L’aforisma finale del pescatore, che dice “Noi non siamo nati al mare ma il mare che è nato dentro di noi”, in ultima analisi taglia la testa al toro e condensa il senso di Breath in maniera più immediata ed esaustiva dei segnali cifrati tanto cari ai film d’autore. La saggezza popolare sfugge agli intellettuali alieni all’ordine naturale delle cose ed ergo alle cose come stanno veramente?
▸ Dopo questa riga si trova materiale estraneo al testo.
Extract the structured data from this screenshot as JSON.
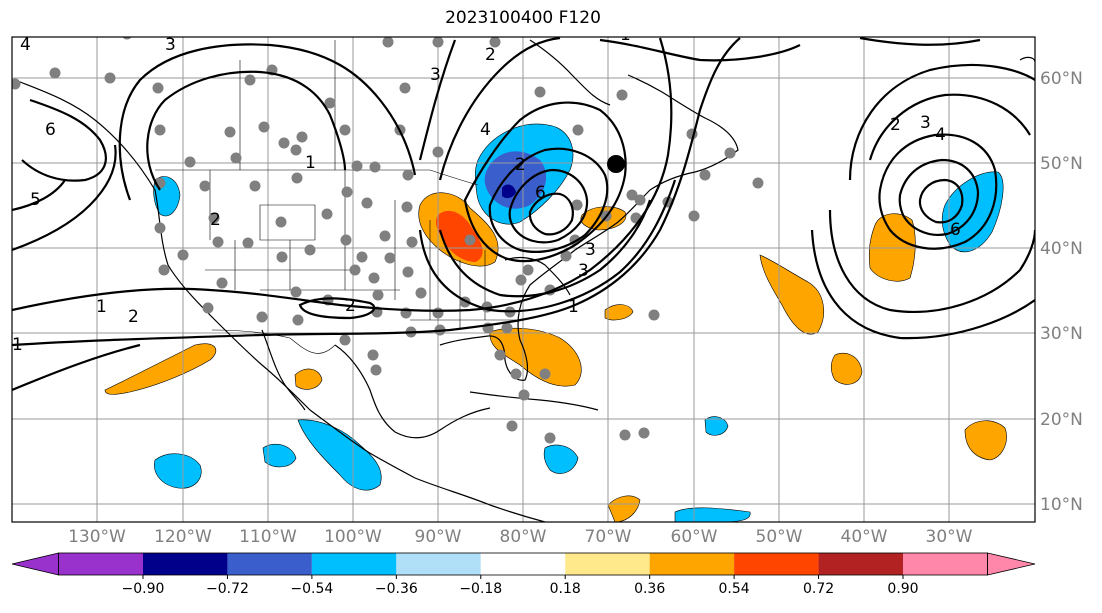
{
  "title": "2023100400 F120",
  "latitude_labels": [
    "60°N",
    "50°N",
    "40°N",
    "30°N",
    "20°N",
    "10°N"
  ],
  "longitude_labels": [
    "130°W",
    "120°W",
    "110°W",
    "100°W",
    "90°W",
    "80°W",
    "70°W",
    "60°W",
    "50°W",
    "40°W",
    "30°W"
  ],
  "colorbar": {
    "tick_labels": [
      "−0.90",
      "−0.72",
      "−0.54",
      "−0.36",
      "−0.18",
      "0.18",
      "0.36",
      "0.54",
      "0.72",
      "0.90"
    ],
    "colors": [
      "#9932cc",
      "#00008b",
      "#3a5fcd",
      "#00bfff",
      "#b0e0f8",
      "#ffffff",
      "#ffe98a",
      "#ffa500",
      "#ff4500",
      "#b22222",
      "#ff88aa"
    ]
  },
  "contour_labels": [
    "1",
    "2",
    "3",
    "4",
    "5",
    "6",
    "1",
    "2",
    "3",
    "1",
    "2",
    "3",
    "4",
    "6",
    "2",
    "3",
    "4",
    "6",
    "1",
    "2",
    "3",
    "1",
    "2"
  ],
  "colors": {
    "fill_warm": "#ffa500",
    "fill_red": "#ff4500",
    "fill_light_blue": "#00bfff",
    "fill_blue": "#3a5fcd",
    "fill_dark_blue": "#00008b",
    "station": "#808080",
    "marker": "#000000"
  }
}
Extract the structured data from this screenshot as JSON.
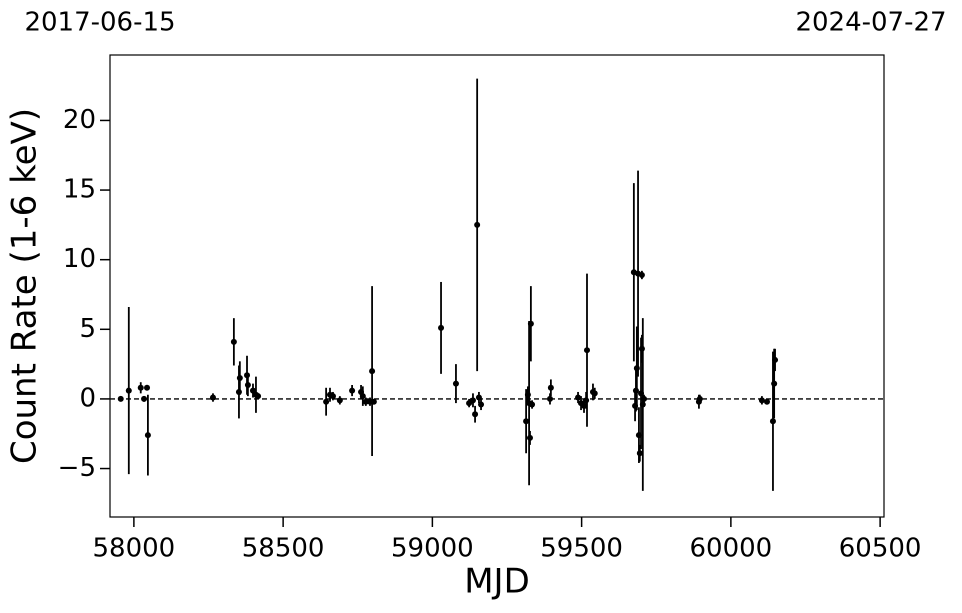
{
  "chart_data": {
    "type": "errorbar",
    "date_start": "2017-06-15",
    "date_end": "2024-07-27",
    "xlabel": "MJD",
    "ylabel": "Count Rate (1-6 keV)",
    "xlim": [
      57920,
      60513
    ],
    "ylim": [
      -8.48,
      24.7
    ],
    "xticks": [
      58000,
      58500,
      59000,
      59500,
      60000,
      60500
    ],
    "yticks": [
      {
        "value": -5,
        "label": "−5"
      },
      0,
      5,
      10,
      15,
      20
    ],
    "reference_line": 0,
    "color": "#000000",
    "series": [
      {
        "x": [
          57956,
          57983,
          58023,
          58034,
          58044,
          58047,
          58265,
          58335,
          58352,
          58355,
          58379,
          58382,
          58399,
          58409,
          58416,
          58644,
          58657,
          58667,
          58690,
          58731,
          58761,
          58767,
          58777,
          58791,
          58798,
          58804,
          59029,
          59079,
          59123,
          59136,
          59143,
          59150,
          59156,
          59163,
          59314,
          59320,
          59324,
          59327,
          59330,
          59334,
          59394,
          59397,
          59488,
          59498,
          59508,
          59518,
          59515,
          59538,
          59544,
          59675,
          59679,
          59682,
          59685,
          59689,
          59692,
          59695,
          59699,
          59702,
          59702,
          59705,
          59709,
          59893,
          59896,
          60104,
          60121,
          60141,
          60145,
          60148
        ],
        "values": [
          0,
          0.6,
          0.8,
          0,
          0.8,
          -2.6,
          0.1,
          4.1,
          0.5,
          1.5,
          1.7,
          1.0,
          0.6,
          0.3,
          0.2,
          -0.2,
          0.3,
          0.2,
          -0.1,
          0.6,
          0.5,
          0.2,
          -0.2,
          -0.2,
          2.0,
          -0.2,
          5.1,
          1.1,
          -0.3,
          -0.1,
          -1.1,
          12.5,
          0.1,
          -0.4,
          -1.6,
          0.3,
          -0.3,
          -2.8,
          5.4,
          -0.4,
          0,
          0.8,
          0.1,
          -0.3,
          -0.5,
          3.5,
          -0.1,
          0.5,
          0.4,
          9.1,
          -0.5,
          0.6,
          2.2,
          9.0,
          -2.6,
          -3.9,
          0.4,
          8.9,
          3.6,
          -0.4,
          0,
          -0.2,
          0,
          -0.1,
          -0.2,
          -1.6,
          1.1,
          2.8
        ],
        "errors": [
          0.1,
          6,
          0.4,
          0.2,
          0.1,
          2.9,
          0.3,
          1.7,
          1.9,
          1.2,
          1.4,
          0.8,
          0.5,
          1.3,
          0.2,
          1.0,
          0.5,
          0.3,
          0.3,
          0.4,
          0.5,
          0.7,
          0.3,
          0.3,
          6.1,
          0.1,
          3.3,
          1.4,
          0.3,
          0.5,
          0.6,
          10.5,
          0.4,
          0.4,
          2.3,
          0.6,
          5.9,
          0.5,
          2.7,
          0.3,
          0.4,
          0.6,
          0.4,
          0.5,
          0.5,
          5.5,
          0.6,
          0.6,
          0.4,
          6.4,
          1.1,
          1.5,
          3,
          7.4,
          2.0,
          0.6,
          4,
          0.3,
          1,
          6.2,
          0.3,
          0.5,
          0.3,
          0.3,
          0.2,
          5.0,
          2.5,
          0.8
        ]
      }
    ]
  }
}
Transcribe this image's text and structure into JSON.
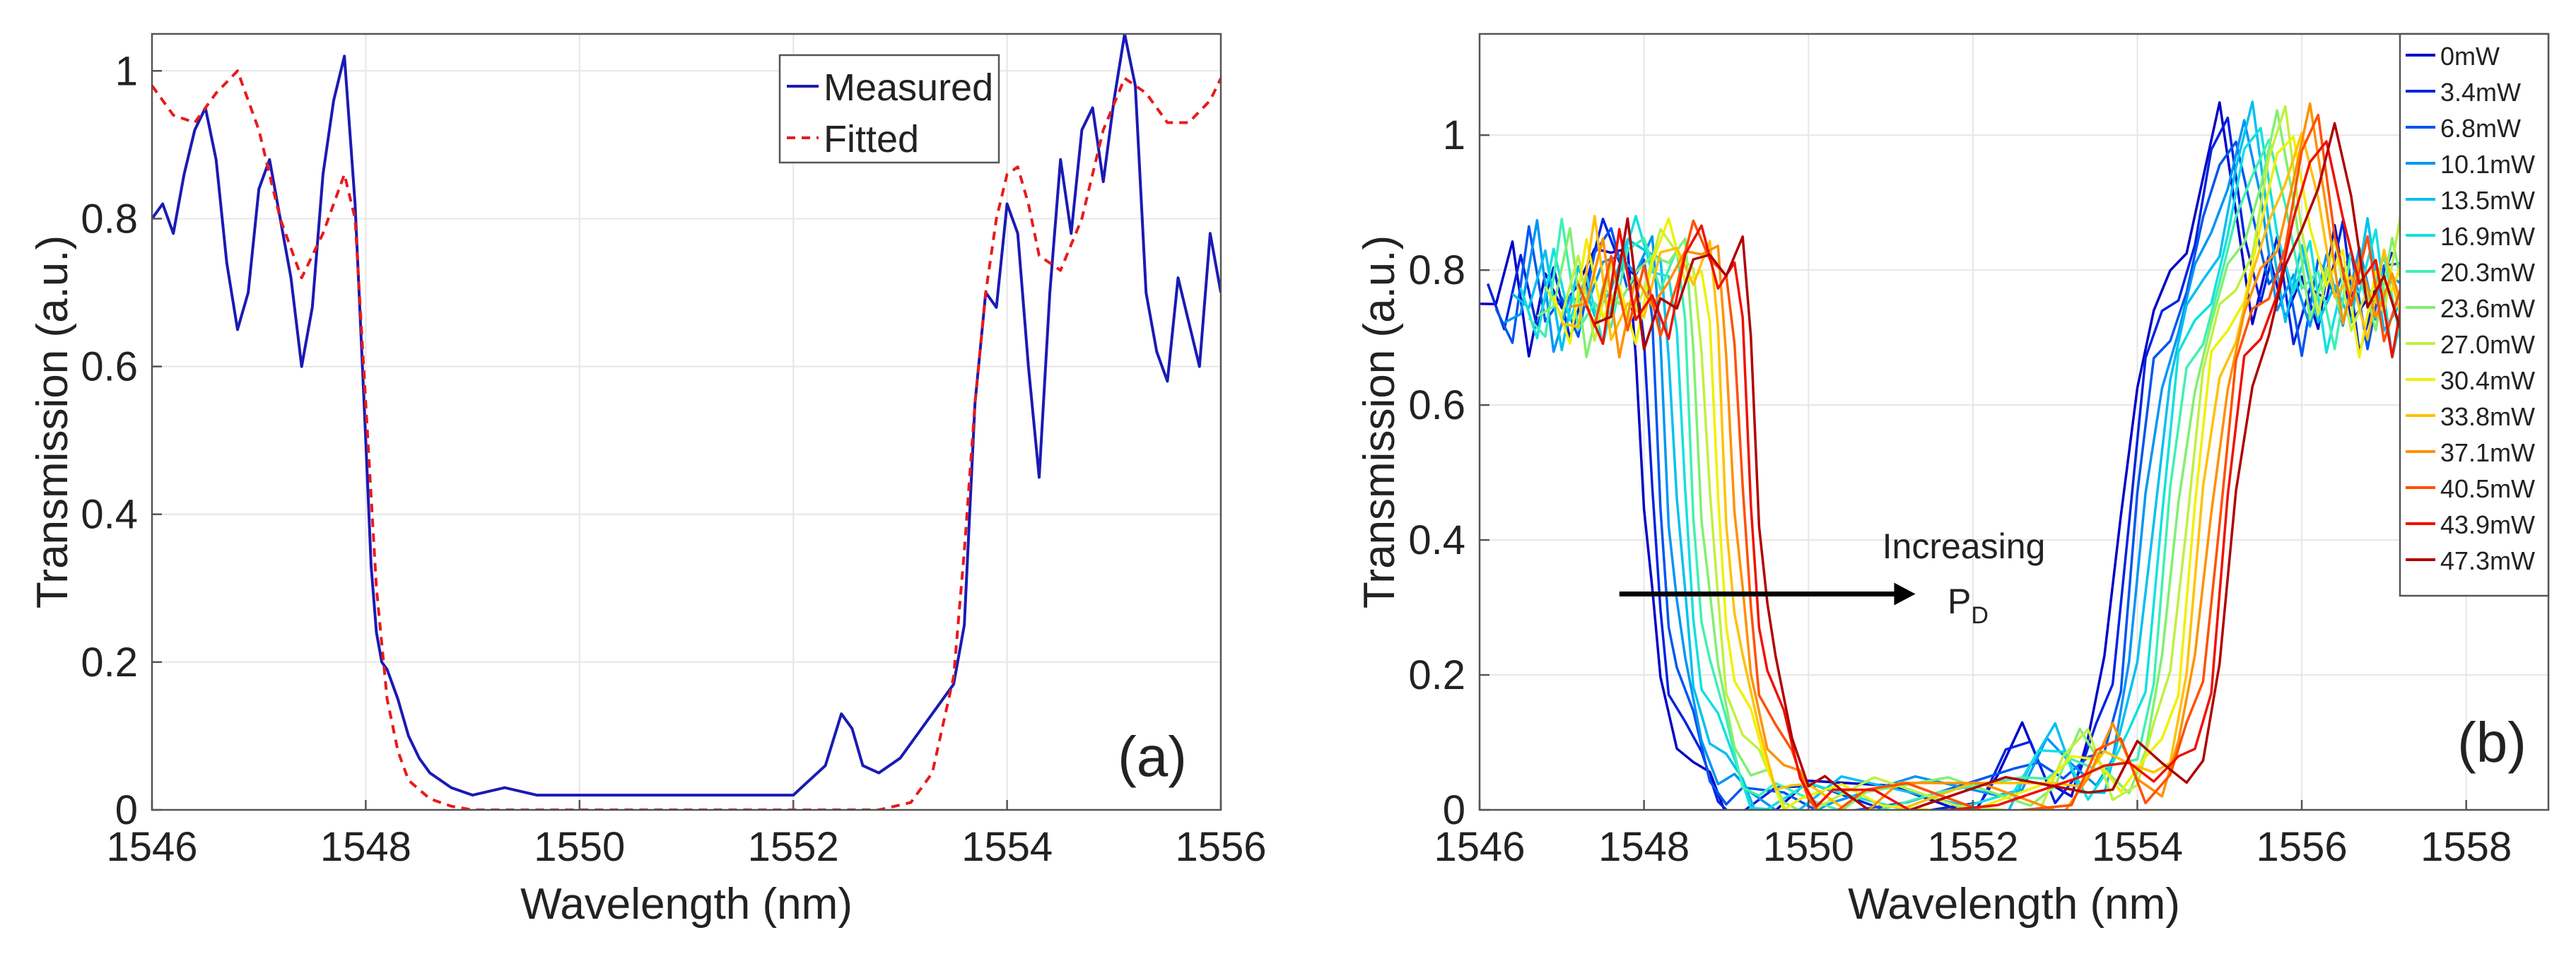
{
  "chart_data": [
    {
      "type": "line",
      "panel_label": "(a)",
      "xlabel": "Wavelength (nm)",
      "ylabel": "Transmission (a.u.)",
      "xlim": [
        1546,
        1556
      ],
      "ylim": [
        0,
        1.05
      ],
      "xticks": [
        1546,
        1548,
        1550,
        1552,
        1554,
        1556
      ],
      "yticks": [
        0,
        0.2,
        0.4,
        0.6,
        0.8,
        1
      ],
      "xtick_labels": [
        "1546",
        "1548",
        "1550",
        "1552",
        "1554",
        "1556"
      ],
      "ytick_labels": [
        "0",
        "0.2",
        "0.4",
        "0.6",
        "0.8",
        "1"
      ],
      "grid": true,
      "legend_position": "top-right",
      "series": [
        {
          "name": "Measured",
          "color": "#1a1ab5",
          "style": "solid",
          "x": [
            1546.0,
            1546.1,
            1546.2,
            1546.3,
            1546.4,
            1546.5,
            1546.6,
            1546.7,
            1546.8,
            1546.9,
            1547.0,
            1547.1,
            1547.2,
            1547.3,
            1547.4,
            1547.5,
            1547.6,
            1547.7,
            1547.8,
            1547.9,
            1548.0,
            1548.05,
            1548.1,
            1548.15,
            1548.2,
            1548.3,
            1548.4,
            1548.5,
            1548.6,
            1548.8,
            1549.0,
            1549.3,
            1549.6,
            1550.0,
            1550.5,
            1551.0,
            1551.5,
            1552.0,
            1552.3,
            1552.45,
            1552.55,
            1552.65,
            1552.8,
            1553.0,
            1553.2,
            1553.4,
            1553.5,
            1553.6,
            1553.7,
            1553.8,
            1553.9,
            1554.0,
            1554.1,
            1554.2,
            1554.3,
            1554.4,
            1554.5,
            1554.6,
            1554.7,
            1554.8,
            1554.9,
            1555.0,
            1555.1,
            1555.2,
            1555.3,
            1555.4,
            1555.5,
            1555.6,
            1555.7,
            1555.8,
            1555.9,
            1556.0
          ],
          "y": [
            0.8,
            0.82,
            0.78,
            0.86,
            0.92,
            0.95,
            0.88,
            0.74,
            0.65,
            0.7,
            0.84,
            0.88,
            0.8,
            0.72,
            0.6,
            0.68,
            0.86,
            0.96,
            1.02,
            0.82,
            0.5,
            0.33,
            0.24,
            0.2,
            0.19,
            0.15,
            0.1,
            0.07,
            0.05,
            0.03,
            0.02,
            0.03,
            0.02,
            0.02,
            0.02,
            0.02,
            0.02,
            0.02,
            0.06,
            0.13,
            0.11,
            0.06,
            0.05,
            0.07,
            0.11,
            0.15,
            0.17,
            0.25,
            0.55,
            0.7,
            0.68,
            0.82,
            0.78,
            0.6,
            0.45,
            0.7,
            0.88,
            0.78,
            0.92,
            0.95,
            0.85,
            0.96,
            1.05,
            0.98,
            0.7,
            0.62,
            0.58,
            0.72,
            0.66,
            0.6,
            0.78,
            0.7
          ]
        },
        {
          "name": "Fitted",
          "color": "#e81b1b",
          "style": "dashed",
          "x": [
            1546.0,
            1546.2,
            1546.4,
            1546.6,
            1546.8,
            1547.0,
            1547.2,
            1547.4,
            1547.6,
            1547.8,
            1547.9,
            1548.0,
            1548.1,
            1548.2,
            1548.3,
            1548.4,
            1548.6,
            1548.8,
            1549.0,
            1550.0,
            1551.0,
            1552.0,
            1552.8,
            1553.1,
            1553.3,
            1553.5,
            1553.6,
            1553.7,
            1553.8,
            1553.9,
            1554.0,
            1554.1,
            1554.2,
            1554.3,
            1554.5,
            1554.7,
            1554.9,
            1555.1,
            1555.3,
            1555.5,
            1555.7,
            1555.9,
            1556.0
          ],
          "y": [
            0.98,
            0.94,
            0.93,
            0.97,
            1.0,
            0.92,
            0.8,
            0.72,
            0.78,
            0.86,
            0.8,
            0.55,
            0.3,
            0.15,
            0.08,
            0.04,
            0.015,
            0.005,
            0.0,
            0.0,
            0.0,
            0.0,
            0.0,
            0.01,
            0.05,
            0.18,
            0.35,
            0.55,
            0.7,
            0.8,
            0.86,
            0.87,
            0.82,
            0.75,
            0.73,
            0.8,
            0.92,
            0.99,
            0.97,
            0.93,
            0.93,
            0.96,
            0.99
          ]
        }
      ],
      "legend_entries": [
        "Measured",
        "Fitted"
      ]
    },
    {
      "type": "line",
      "panel_label": "(b)",
      "xlabel": "Wavelength (nm)",
      "ylabel": "Transmission (a.u.)",
      "xlim": [
        1546,
        1559
      ],
      "ylim": [
        0,
        1.15
      ],
      "xticks": [
        1546,
        1548,
        1550,
        1552,
        1554,
        1556,
        1558
      ],
      "yticks": [
        0,
        0.2,
        0.4,
        0.6,
        0.8,
        1
      ],
      "xtick_labels": [
        "1546",
        "1548",
        "1550",
        "1552",
        "1554",
        "1556",
        "1558"
      ],
      "ytick_labels": [
        "0",
        "0.2",
        "0.4",
        "0.6",
        "0.8",
        "1"
      ],
      "grid": true,
      "legend_position": "top-right",
      "annotation": {
        "text": "Increasing",
        "subtext": "P",
        "subscript": "D",
        "arrow_from_x": 1547.7,
        "arrow_to_x": 1551.3,
        "arrow_y": 0.32
      },
      "series_shift_step_nm": 0.1,
      "base_curve": {
        "x": [
          1546.0,
          1546.2,
          1546.4,
          1546.6,
          1546.8,
          1547.0,
          1547.2,
          1547.4,
          1547.6,
          1547.8,
          1547.9,
          1548.0,
          1548.1,
          1548.2,
          1548.4,
          1548.6,
          1548.8,
          1549.0,
          1549.5,
          1550.0,
          1551.0,
          1552.0,
          1552.3,
          1552.6,
          1552.9,
          1553.2,
          1553.4,
          1553.6,
          1553.8,
          1554.0,
          1554.2,
          1554.4,
          1554.6,
          1554.8,
          1555.0,
          1555.2,
          1555.4,
          1555.6,
          1555.8,
          1556.0,
          1556.2,
          1556.4,
          1556.6,
          1556.8,
          1557.0
        ],
        "y": [
          0.75,
          0.72,
          0.85,
          0.7,
          0.78,
          0.72,
          0.8,
          0.85,
          0.8,
          0.82,
          0.7,
          0.45,
          0.3,
          0.2,
          0.12,
          0.06,
          0.03,
          0.01,
          0.01,
          0.02,
          0.02,
          0.02,
          0.06,
          0.1,
          0.04,
          0.05,
          0.1,
          0.2,
          0.45,
          0.65,
          0.72,
          0.78,
          0.85,
          0.95,
          1.02,
          0.88,
          0.75,
          0.82,
          0.7,
          0.8,
          0.74,
          0.85,
          0.7,
          0.78,
          0.8
        ]
      },
      "series": [
        {
          "name": "0mW",
          "color": "#0000c8"
        },
        {
          "name": "3.4mW",
          "color": "#0023e0"
        },
        {
          "name": "6.8mW",
          "color": "#0055f0"
        },
        {
          "name": "10.1mW",
          "color": "#0095f5"
        },
        {
          "name": "13.5mW",
          "color": "#00c0f0"
        },
        {
          "name": "16.9mW",
          "color": "#10e0e0"
        },
        {
          "name": "20.3mW",
          "color": "#40f0b0"
        },
        {
          "name": "23.6mW",
          "color": "#80f070"
        },
        {
          "name": "27.0mW",
          "color": "#c0f040"
        },
        {
          "name": "30.4mW",
          "color": "#f0f000"
        },
        {
          "name": "33.8mW",
          "color": "#ffc000"
        },
        {
          "name": "37.1mW",
          "color": "#ff9000"
        },
        {
          "name": "40.5mW",
          "color": "#ff5000"
        },
        {
          "name": "43.9mW",
          "color": "#f01000"
        },
        {
          "name": "47.3mW",
          "color": "#b00000"
        }
      ]
    }
  ]
}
Non è stata una passeggiata di salute rompere il ghiaccio con Domenico Mendolia. Per lui comprarsi un peschereccio, dopo infinite tribolazioni, ha costituito un’impresa. Per seguire le orme del padre Salvatore. Quando l’ho conosciuto, misurandone lo spessore come persona, riservata, genuina, con un mondo dentro, sono impazzita. L’ho voluto a tutti i costi nel documentario. Per vincere la ritrosia d’entrambi ad aprirsi, specie davanti alla macchina da presa, mi sono calata nelle inedite vesti di regista-pescatrice. Per cogliere l’interazione tra sensibilità e risolutezza che anima il figlio Domenico, nonostante le difficoltà pratiche della vita di tutti i giorni a bordo del peschereccio, insieme al valore della semplicità. Sancito dalla saggezza popolare. Che fa effettivamente difetto a quei presunti intellettuali a cui piace allungare il brodo. A volte in quaranta secondi, con parole semplici, sulla base di un’esperienza vissuta giorno per giorno sulla propria pelle, si esprimono concetti profondissimi. Che inducono alla riflessione, su un mondo tutto da scoprire, ed emozionano. Proprio in virtù della loro semplicità carica di senso. Che dovrebbe essere la prerogativa di tutti i film. Compresi quelli d’autore.